Carillion (CLLN.L) former CEO, Richard Howson is the subject of “Friday’s Big Fail”.
Carillion is a UK construction and management company that dates back to the 1800s.
Notable projects include the Royal Opera House, Channel Tunnel, the Tate Modern, Oman’s parliament in the Middle East, The Intercontinental Hotel in Dubai and Covent Garden (1830).
This company is older than Larry King with better genes than Alexander Ovechkin.
Yet somehow Carillion was destroyed in 5 short years under the stewardship of a young-ish Englishman (now 49) named Richard Howson.
Howson, who left in disgrace as CLLN shares tanked, received a $1 million bonus for wrecking the venerable construction empire.
The collapse of Carillion has thrown 450 construction projects into chaos.
Of course, famous old companies, like Kodak, Radio Shack, Tower Records do go bankrupt – but they are usually victims of disruptive technology or aggressive big-cap competitors.
Carillion had a more mundane problem:
Too much debt ($2.5 billion)
Not enough revenue.
Despite a pathetic series of leadership blunders, Howson was paid $2 million in 2016 – including a $1 million performance bonus. He is still being paid $90,000 a month.
Howson is currently hiding in his sprawling UK mansion.
“Carillion will need to explain why they gave Mr. Howson a bonus,” stated the UK Prime Minister’s Office, “We do not expect to see people benefit from this failure.”
Zafar Khan, the former CFO, is also still receiving his $700,000 salary.
Meanwhile, Carillion has entered into liquidation, putting thousands of jobs in Britain and abroad at risk.
Howson – who was presumably once a beautiful naked baby loved by his mother – did not understand budgets.
There were major cost overruns on government construction projects like the $1.2 billion Aberdeen bypass, the $570 million Royal Liverpool University Hospital and the $595 million Birmingham Metropolitan Hospital.
Hedge funds caught onto the financial mismanagement earlier than retail investors and have been off-loading shares for the last two years.
Carillion pensioners have been warned to expect a significant reduction in their retirement incomes when the bankruptcy court forces Carillion’s pension obligations into the Pension Protection Fund.
So far, the UK Government has refused to help the floundering construction company, beyond paying the cost of receivership, and re-tendering contracts.
“Carillion went from crisis to crisis,” admitted UK MP Jon Trickett, “The government must answer questions about why it continued to award the Carillion contracts while the company was lining the pockets of the big bosses who have now endangered our hospitals, schools and transport infrastructure.”
According the Financial Post, “The demise of the 200-year-old business poses a headache for Theresa May’s government”
Employing 43,000 people around the world, including 20,000 in Britain, Carillion has been fighting for survival since July when it revealed it was losing cash on several projects and had written down the value of its contract book by 845 million pounds.
Carillion employs over 6,000 people in Canada where it has an annual revenue of approximately $1 billion. Among other service contracts it maintains 40,000 kilometres of highways in Ontario and Alberta.

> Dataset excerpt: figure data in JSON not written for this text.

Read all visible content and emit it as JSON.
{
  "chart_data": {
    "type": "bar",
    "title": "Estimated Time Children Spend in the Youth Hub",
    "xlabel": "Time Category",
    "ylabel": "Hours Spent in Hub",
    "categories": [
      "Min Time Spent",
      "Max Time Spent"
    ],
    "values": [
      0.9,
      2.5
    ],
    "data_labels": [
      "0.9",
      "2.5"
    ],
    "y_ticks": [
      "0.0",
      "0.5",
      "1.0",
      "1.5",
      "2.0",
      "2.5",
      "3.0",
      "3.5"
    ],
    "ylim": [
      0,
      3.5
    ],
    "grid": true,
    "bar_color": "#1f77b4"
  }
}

With banks refusing to accept the group’s latest attempt to restructure, May’s senior ministers met around the clock in recent days, under pressure from the opposition Labour Party and unions not to use taxpayer money to prop up the failing company.
Richard Howson has yet to make any public statement or apology about his disastrous tenure at the helm of Carillion.
The silence is so deafening, you’d almost think he’d slunk off, plunged a knife into his belly, and pulled out his own entrails in the style of a disgraced Japanese CEO.
Two weeks after being ousted from the Carillion – a photo emerged on social media of Howson grinning like the Cheshire Cat at the Hôtel le Kandahar in Switzerland where he owns a six-bedroom chalet with an outdoor hot tub.
The Business Dictionary states that Leadership requires: “establishing a clear vision, sharing that vision with others, providing the information, knowledge and methods to realize the vision, and coordinating and balancing the conflicting interests of all members and stakeholders.”
Furthermore: A leader steps up in times of crisis, and is able to think and act creatively in difficult situations.
In 2018, incompetent leaders are part of the zeitgeist.
The U.S. has a President who The Yale Department of Psychiatry has diagnosed as, “a liar, a narcissist, paranoid, delusional and prone to grandiose thinking.”
Back in the business world, “the most dramatic difference is between the compensation of CEOs and the compensation of typical workers is that from 1978 to 2015 CEO compensation grew 941% while the compensation of a typical worker grew just 10 %.”
According to a study in the Harvard Business Review:
The truth for the 36 companies we studied, seems to be that higher-ambition CEOs assume personal responsibility when things are bad and they give collective credit when things are good.
Howson did neither.
That’s why he’s the subject of Friday’s Big Fail.